What are ordinary shares?
Ordinary shares, commonly referred to as common shares, represent equity ownership in a company. Shareholders who own these shares have voting rights, enabling them to influence company decisions during annual meetings. They are also entitled to dividends, although the payout depends on the company's profitability. In the event of company liquidation, ordinary shareholders are last in line to receive payment after creditors and preference shareholders. If you're considering leveraging your ordinary shares for liquidity, you might explore options like a loan against shares.Key differences between ESOP and ordinary shares
Aspect | ESOP | Ordinary Shares |
Ownership | Employees earn ownership over time through a company-established ESOP trust. | Direct ownership acquired by purchasing shares from the stock market. |
Voting Rights | Limited or no voting rights until shares are fully vested. | Full voting rights on a per-share basis. |
Purpose | Primarily serves as an employee benefit and retention tool. | Represents direct investment and ownership in the company. |
Financial Benefits | Offers potential financial gains as employees become shareholders over time. | Entitled to dividends and capital appreciation based on market performance. |
Employees participating in an ESOP gradually become shareholders, gaining financial benefits and an enhanced sense of ownership over time, while ordinary shares offer immediate ownership.
Ownership structure: how it differs between ESOP and shares
- ESOP ownership: The ownership process through ESOPs involves a gradual earning of shares over a vesting period. Employees don't directly own the shares until they are fully vested, and even then, there might be restrictions on selling or transferring them. An ESOP is typically set up as a long-term incentive to retain employees and align their interests with the company's success.
- Ordinary shares ownership: Ordinary shares provide direct ownership to investors who purchase them through the stock market, granting immediate rights to buy, sell, or even use them as collateral for a loan against shares.

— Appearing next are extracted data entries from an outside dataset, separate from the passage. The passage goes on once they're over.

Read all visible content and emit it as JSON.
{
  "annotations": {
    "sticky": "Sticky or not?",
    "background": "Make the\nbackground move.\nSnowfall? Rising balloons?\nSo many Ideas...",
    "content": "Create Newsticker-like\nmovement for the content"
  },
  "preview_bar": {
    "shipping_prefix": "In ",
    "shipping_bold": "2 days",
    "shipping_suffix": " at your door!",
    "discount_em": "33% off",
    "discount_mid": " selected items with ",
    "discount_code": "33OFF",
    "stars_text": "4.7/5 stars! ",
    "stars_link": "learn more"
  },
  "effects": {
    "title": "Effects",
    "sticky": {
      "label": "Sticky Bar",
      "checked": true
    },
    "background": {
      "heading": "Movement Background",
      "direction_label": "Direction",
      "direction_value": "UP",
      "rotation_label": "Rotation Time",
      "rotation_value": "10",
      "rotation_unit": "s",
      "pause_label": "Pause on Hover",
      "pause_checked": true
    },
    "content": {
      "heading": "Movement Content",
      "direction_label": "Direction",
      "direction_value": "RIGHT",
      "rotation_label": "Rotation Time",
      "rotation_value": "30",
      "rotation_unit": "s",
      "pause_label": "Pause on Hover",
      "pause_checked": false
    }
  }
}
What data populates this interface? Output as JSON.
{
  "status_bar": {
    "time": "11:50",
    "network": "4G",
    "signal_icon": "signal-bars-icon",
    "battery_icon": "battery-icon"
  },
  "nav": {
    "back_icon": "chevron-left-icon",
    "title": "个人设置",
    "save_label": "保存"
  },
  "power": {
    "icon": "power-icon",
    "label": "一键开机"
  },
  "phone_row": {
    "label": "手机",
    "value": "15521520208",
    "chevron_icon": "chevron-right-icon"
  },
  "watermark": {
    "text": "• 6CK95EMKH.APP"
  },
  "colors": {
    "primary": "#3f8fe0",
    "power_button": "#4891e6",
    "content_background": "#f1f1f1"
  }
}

Vesting periods and their impact on employees
Vesting periods refer to the time employees must wait before gaining full ownership of shares allocated under an ESOP. This period, which usually spans 3 to 5 years, is designed to encourage employees to stay with the company for the long term. The vesting period plays a significant role in determining when employees can exercise their rights to sell or transfer their shares, impacting their financial gains and overall job satisfaction. Through an ESOP, employees are gradually introduced to ownership, which can lead to enhanced loyalty and motivation.Voting rights in ESOP vs ordinary shares
Aspect | ESOP | Ordinary Shares |
Voting Rights | Limited or no voting rights until shares are fully vested; even then, rights may be restricted. | Full voting rights per share, allowing shareholders to participate in company decisions. |
Influence | Employees generally have minimal influence on company decisions. | Shareholders with more shares have greater influence in company matters. |
While ordinary shareholders enjoy immediate voting rights and influence in the company, ESOP participants gain such rights gradually, typically after the vesting period is complete. This distinction highlights how the journey of ownership differs between ESOP and ordinary shares, catering to different goals and investment strategies.